Équateur 2015 : Comida

Voilà, c’est maintenant le temps de vous partager un premier pan de mon aventure équatorienne. Cette fois-ci, je vous parlerai de la nourriture, ou la bouffe en bon québécois, car ma relation avec celle-ci était bien différente de la dernière fois.

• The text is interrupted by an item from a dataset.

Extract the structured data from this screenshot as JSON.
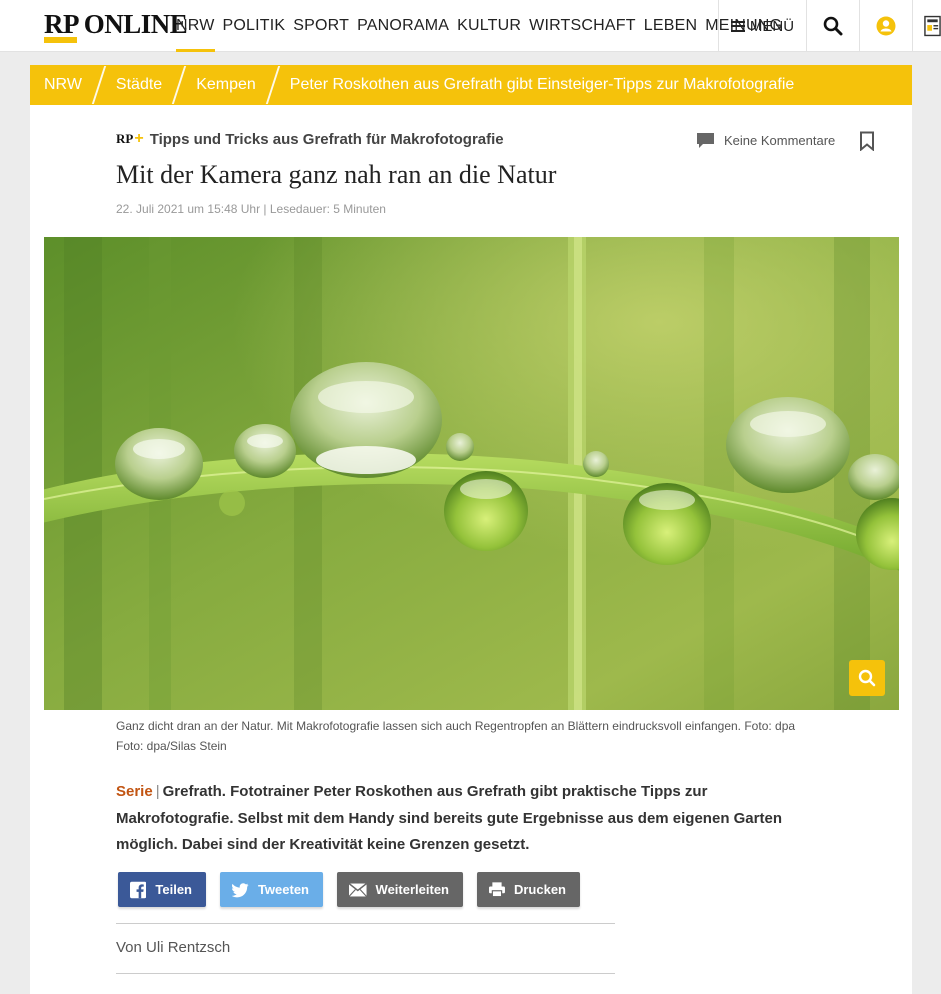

En effet, elle était mieux dans un sens, pire dans une autre. Elle était plus diversifiée que l’an passé, bien qu’elle consiste toujours de riz et de patates en grande majorité. Par contre, j’ai eu beaucoup plus de variété dans les recettes et les agencements. Un peu plus d’œufs aussi, un essentiel étant donné que c’était mes seules protéines dû au fait que je ne mange pas de viande. Par contre, j’ai eu une fois des crevettes. C’était délicieux! Il y a aussi beaucoup de soupes et de pain. Les déjeuners ne sont pas comme au Canada, souvent, ça sera le même repas toute la journée, donc le matin aussi. Il est toujours un peu surprenant de recevoir une soupe aux patates un lundi matin. Eau, patates, coriandre. C’est bon, mais pas trop souvent! Il est certain que tout est bon, le seul problème c’est le manque de diversité. Toutefois, on s’y fait rapidement, car c’est culturel, et on y va pour ça non ?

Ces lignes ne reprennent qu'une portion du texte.